An unusual concept arising from the theory of these parallel quantum worlds is quantum immortality, the concept that because so many worlds exist, splitting off from each other at every moment, action and reaction, there will always be a world in which consciousness –your consciousness– survives. Every time you pick up a gun to play Russian roulette, you’ll slide into the universe in which the bullet spins to the bottom of the barrel. With your fully loaded gun, having assured yourself you’ll end it all forever, the gun continually jams. This is relative: your friends and family in adjacent timelines see your body slump to the floor, but for you, the truck swerves, your stomach is pumped, and the doctors resuscitate you time and time again, keeping you alive well into your hundreds. Growing older still, your consciousness finds itself escaping again and again into more and more slim probabilities of survival in increasingly weird realities until –as happens in the classic short story Divided by Infinity by Robert Charles Wilson– you find your body eaten by robotic teeth 10,000 years in the future so your consciousness can live on inside the body of an alien centipede.
(By the way, Professor Hugh Everett the third, the first scientist to propose the many worlds theory of quantum physics, personally believed in quantum immortality. He smoked and drank himself to an early death at 51 years of age.)
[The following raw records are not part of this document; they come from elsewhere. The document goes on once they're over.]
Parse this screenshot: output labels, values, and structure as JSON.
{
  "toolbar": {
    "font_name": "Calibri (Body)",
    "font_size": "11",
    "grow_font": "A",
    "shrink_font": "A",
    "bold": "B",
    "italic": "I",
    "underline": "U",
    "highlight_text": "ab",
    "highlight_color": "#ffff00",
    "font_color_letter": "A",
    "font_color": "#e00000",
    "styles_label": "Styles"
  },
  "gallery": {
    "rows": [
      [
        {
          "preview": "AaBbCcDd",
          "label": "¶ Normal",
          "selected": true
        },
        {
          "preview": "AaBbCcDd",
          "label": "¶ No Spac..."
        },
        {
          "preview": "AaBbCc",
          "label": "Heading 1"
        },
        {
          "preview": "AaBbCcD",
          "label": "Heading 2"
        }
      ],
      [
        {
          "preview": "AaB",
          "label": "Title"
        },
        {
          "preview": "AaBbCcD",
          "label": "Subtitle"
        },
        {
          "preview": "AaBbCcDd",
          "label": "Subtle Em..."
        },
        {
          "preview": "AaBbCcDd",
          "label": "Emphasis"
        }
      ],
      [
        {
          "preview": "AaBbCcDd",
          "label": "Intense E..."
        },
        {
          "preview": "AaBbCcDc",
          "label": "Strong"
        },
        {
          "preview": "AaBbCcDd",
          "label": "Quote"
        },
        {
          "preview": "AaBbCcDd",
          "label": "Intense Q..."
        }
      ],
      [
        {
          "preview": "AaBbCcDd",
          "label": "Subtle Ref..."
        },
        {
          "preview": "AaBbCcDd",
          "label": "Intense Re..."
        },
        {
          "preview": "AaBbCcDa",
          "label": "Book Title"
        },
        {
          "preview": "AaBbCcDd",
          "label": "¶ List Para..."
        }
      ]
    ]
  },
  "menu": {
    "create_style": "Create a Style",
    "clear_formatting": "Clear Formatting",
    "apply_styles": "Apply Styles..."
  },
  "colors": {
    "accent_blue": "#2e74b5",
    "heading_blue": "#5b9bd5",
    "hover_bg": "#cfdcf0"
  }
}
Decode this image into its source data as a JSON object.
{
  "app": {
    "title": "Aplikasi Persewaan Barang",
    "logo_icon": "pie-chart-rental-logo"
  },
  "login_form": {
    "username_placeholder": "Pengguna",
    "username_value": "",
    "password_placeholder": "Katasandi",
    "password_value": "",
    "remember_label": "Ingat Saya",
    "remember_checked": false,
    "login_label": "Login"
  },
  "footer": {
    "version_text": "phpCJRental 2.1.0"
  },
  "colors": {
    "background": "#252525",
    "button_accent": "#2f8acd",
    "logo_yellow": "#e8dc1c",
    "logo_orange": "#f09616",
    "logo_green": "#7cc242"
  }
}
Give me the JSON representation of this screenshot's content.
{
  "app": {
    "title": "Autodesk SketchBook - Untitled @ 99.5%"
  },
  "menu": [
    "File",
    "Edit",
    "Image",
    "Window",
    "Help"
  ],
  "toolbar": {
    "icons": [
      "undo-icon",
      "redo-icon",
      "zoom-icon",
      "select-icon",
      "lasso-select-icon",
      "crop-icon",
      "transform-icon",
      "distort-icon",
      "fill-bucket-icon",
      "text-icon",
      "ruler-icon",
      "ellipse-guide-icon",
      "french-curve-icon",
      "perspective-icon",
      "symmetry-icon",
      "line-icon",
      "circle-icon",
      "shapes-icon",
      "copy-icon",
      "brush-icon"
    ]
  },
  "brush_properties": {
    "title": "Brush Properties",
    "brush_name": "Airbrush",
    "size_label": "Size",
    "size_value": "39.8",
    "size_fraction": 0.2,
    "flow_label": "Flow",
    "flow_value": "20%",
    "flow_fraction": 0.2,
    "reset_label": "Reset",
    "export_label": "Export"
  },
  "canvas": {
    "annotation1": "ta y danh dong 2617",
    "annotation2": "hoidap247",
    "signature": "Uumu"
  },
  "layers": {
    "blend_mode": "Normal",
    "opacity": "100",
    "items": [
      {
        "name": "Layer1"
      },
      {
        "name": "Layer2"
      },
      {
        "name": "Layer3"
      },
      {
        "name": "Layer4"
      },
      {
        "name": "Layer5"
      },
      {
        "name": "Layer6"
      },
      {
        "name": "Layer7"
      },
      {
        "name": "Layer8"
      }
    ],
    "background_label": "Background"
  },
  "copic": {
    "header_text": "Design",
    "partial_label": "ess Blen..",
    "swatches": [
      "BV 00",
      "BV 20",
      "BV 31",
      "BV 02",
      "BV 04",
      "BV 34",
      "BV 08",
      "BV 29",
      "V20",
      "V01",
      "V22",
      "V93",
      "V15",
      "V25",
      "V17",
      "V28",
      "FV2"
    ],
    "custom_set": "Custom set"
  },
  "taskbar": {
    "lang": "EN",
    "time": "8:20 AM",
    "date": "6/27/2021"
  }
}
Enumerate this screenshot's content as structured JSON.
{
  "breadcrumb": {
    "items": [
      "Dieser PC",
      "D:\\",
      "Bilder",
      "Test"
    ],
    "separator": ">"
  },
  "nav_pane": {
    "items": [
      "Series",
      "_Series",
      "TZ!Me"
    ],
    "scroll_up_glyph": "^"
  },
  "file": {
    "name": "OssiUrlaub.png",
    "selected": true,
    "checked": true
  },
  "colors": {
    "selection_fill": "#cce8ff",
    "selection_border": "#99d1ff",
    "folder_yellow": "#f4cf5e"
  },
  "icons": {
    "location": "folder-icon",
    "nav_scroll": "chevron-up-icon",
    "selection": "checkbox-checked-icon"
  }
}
So, the theorists contend, if quantum immortality exists, we should make wise decisions to maintain as many parallels forks as possible, so our many lives can live on in pleasant or, at least, less than extreme scenarios. The concept is reflected in contemporary design theory; Tony Fry (2009) proposes much design is defuturing, “the negation of world futures”, design that closes down future opportunities. Similar ideas go back deep in philosophy, for example, to Spinoza, the 17th century atheist lens-grinder, who was remarkably able to theorise a metaphysics absent of god yet avoid the recriminations of the church. His view of nature establishes an ethic: decisions are not good or bad in of themselves, but in how they open or close down the potential to act in the future. He terms this affective power. Taking care of soil is good because it enables crops to be grown, even if you decide to build on it instead. Polluting the soil with toxins is bad because you can’t grow crops or build a safe building. Pollution closes down the opportunities of non-humans –bugs, microbes, plants and animals– to also live through the sustenance of the soil. This seems obvious, but we make these mistakes again and again. Spinoza proposes a way we can ethically critique design in terms of future consequence, hopefully distinguished from social norms or cultural bias. Or, as Fry says: “The entire enterprise of bringing oneself into a confrontation with defuturing, and thereafter acting on this knowledge, rests on judgement.”
Fry, T. (2009). Design futuring: Sustainability, ethics, and new practice.